Yang berputar di otak Ardehan sekarang persis seperti judul lagu yang dinyanyikan oleh Akdong Musician, how can i love the heart break, you're the one i love. Walaupun lebih tepat saat Deya yang mengatakan ini. How can she love this heartbreak and a heartbreaker. Although, Ardehan was the one who help Deya through all the bad thing that she ever had.

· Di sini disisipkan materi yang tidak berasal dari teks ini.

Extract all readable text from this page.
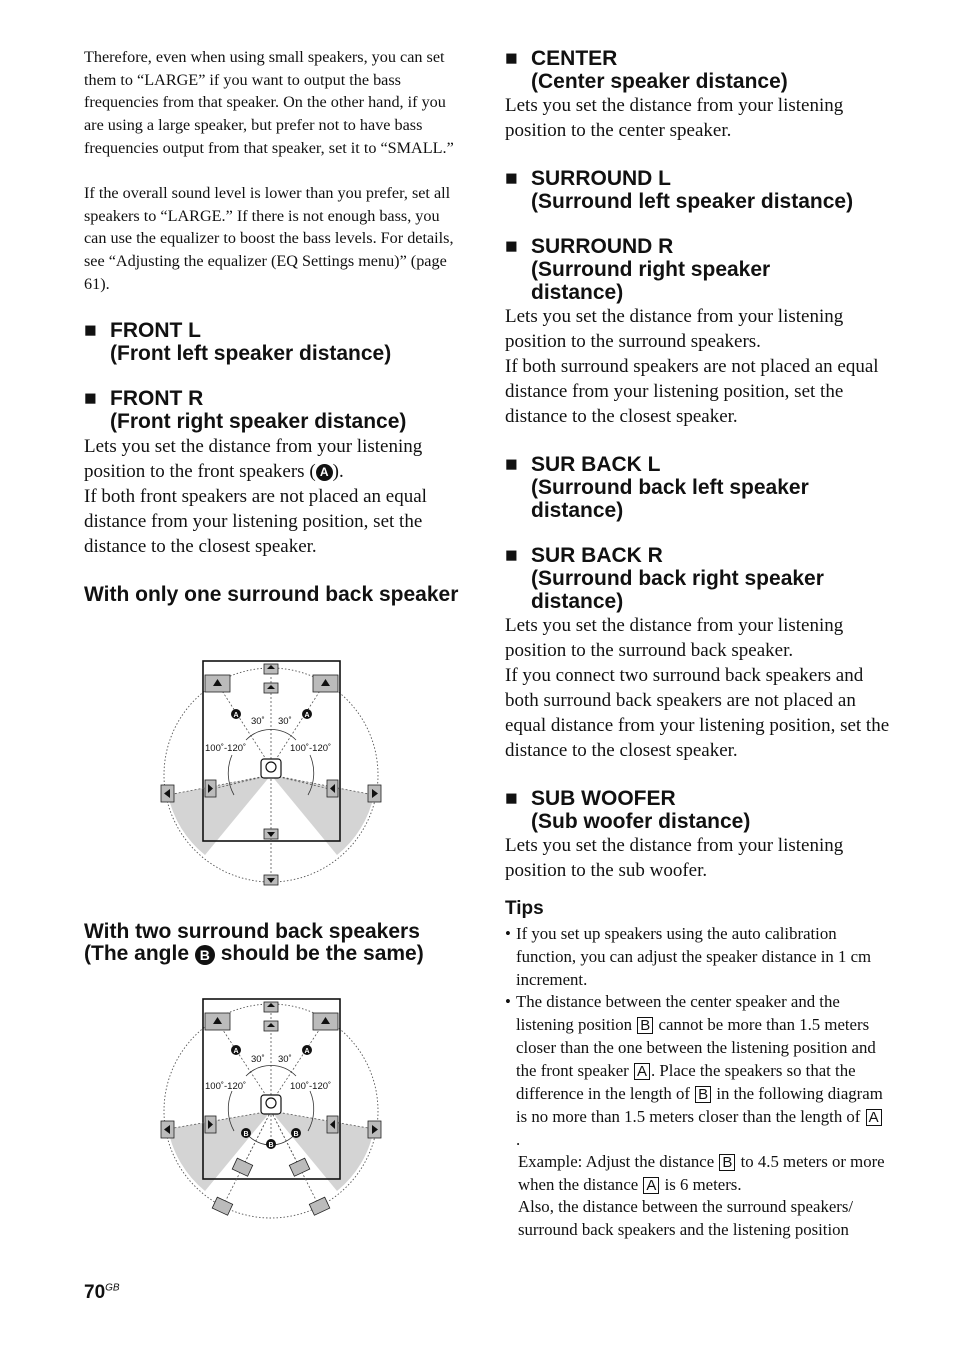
Therefore, even when using small speakers, you can set them to “LARGE” if you want to output the bass frequencies from that speaker. On the other hand, if you are using a large speaker, but prefer not to have bass frequencies output from that speaker, set it to “SMALL.”
If the overall sound level is lower than you prefer, set all speakers to “LARGE.” If there is not enough bass, you can use the equalizer to boost the bass levels. For details, see “Adjusting the equalizer (EQ Settings menu)” (page 61).
■ FRONT L
(Front left speaker distance)
■ FRONT R
(Front right speaker distance)
Lets you set the distance from your listening position to the front speakers ( A ).
If both front speakers are not placed an equal distance from your listening position, set the distance to the closest speaker.
With only one surround back speaker
With two surround back speakers
(The angle B should be the same)
A	A
30˚ 30˚
100˚-120˚	100˚-120˚
A	A
B
B
B
30˚ 30˚
100˚-120˚	100˚-120˚
■ CENTER
(Center speaker distance)
Lets you set the distance from your listening position to the center speaker.
■ SURROUND L
(Surround left speaker distance)
■ SURROUND R
(Surround right speaker
distance)
Lets you set the distance from your listening position to the surround speakers.
If both surround speakers are not placed an equal distance from your listening position, set the distance to the closest speaker.
■ SUR BACK L
(Surround back left speaker
distance)
■ SUR BACK R
(Surround back right speaker
distance)
Lets you set the distance from your listening position to the surround back speaker.
If you connect two surround back speakers and both surround back speakers are not placed an equal distance from your listening position, set the distance to the closest speaker.
■ SUB WOOFER
(Sub woofer distance)
Lets you set the distance from your listening position to the sub woofer.
Tips
• If you set up speakers using the auto calibration function, you can adjust the speaker distance in 1 cm increment.
• The distance between the center speaker and the listening position B cannot be more than 1.5 meters closer than the one between the listening position and the front speaker A . Place the speakers so that the difference in the length of B in the following diagram is no more than 1.5 meters closer than the length of A.
Example: Adjust the distance B to 4.5 meters or more when the distance A is 6 meters.
Also, the distance between the surround speakers/ surround back speakers and the listening position
$70^{GB}$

Kesalah pahaman, waktu yang hanya sedikit untuk dibagikan, beserta alasan klasik lainnya yang membuat intensitas pertemuannya dengan perempuan yang berubah status menjadi pacarnya sejak sebulan yang lalu itu menjadi berkurang.
Awal masalah sebenarnya karena Ardehan yang terlalu sibuk dengan tugas sehingga mengabaikan ajakan Deya untuk bertemu. Keduanya memaklumi, namun Ardehan terus seperti itu sampai membuat Deya kesal.
Perempuan itu membalasnya dengan hal serupa. Padahal sebelum mereka menjadi seperti sekarang, kalau ada tugas atau hal seperti ini, mereka selalu memberiklan kabar dan mengerjakan tugas bersama.
Ardehan sebenarnya sudah berpikir jika ini salah, namun Ardehan yang dasarnya sudah sulit untuk mengungkapkan apa yang dia rasakan ini membuat semuanya menjadi runyam.
Ardehan salah besar, terlebih lagi perihal Deya yang kembali dengan Jeffry---laki-laki yang pernah dikabarkan dekat dengan Deya--- dengan mata kepalanya sendiri di saat laki-laki itu membutuhkan Deya untuk berbagi cerita.
Ardehan mengatakan pada yang lainnya kalau dia lebih dulu masuk ke kamar dengan alasan sudah mengantuk. Ardehan tidak sepenuhnya berbohong, pukul dua belas seperti sekarang, saat tidak ada tugas yang menghantui, Ardehan akan tidur lebih awal.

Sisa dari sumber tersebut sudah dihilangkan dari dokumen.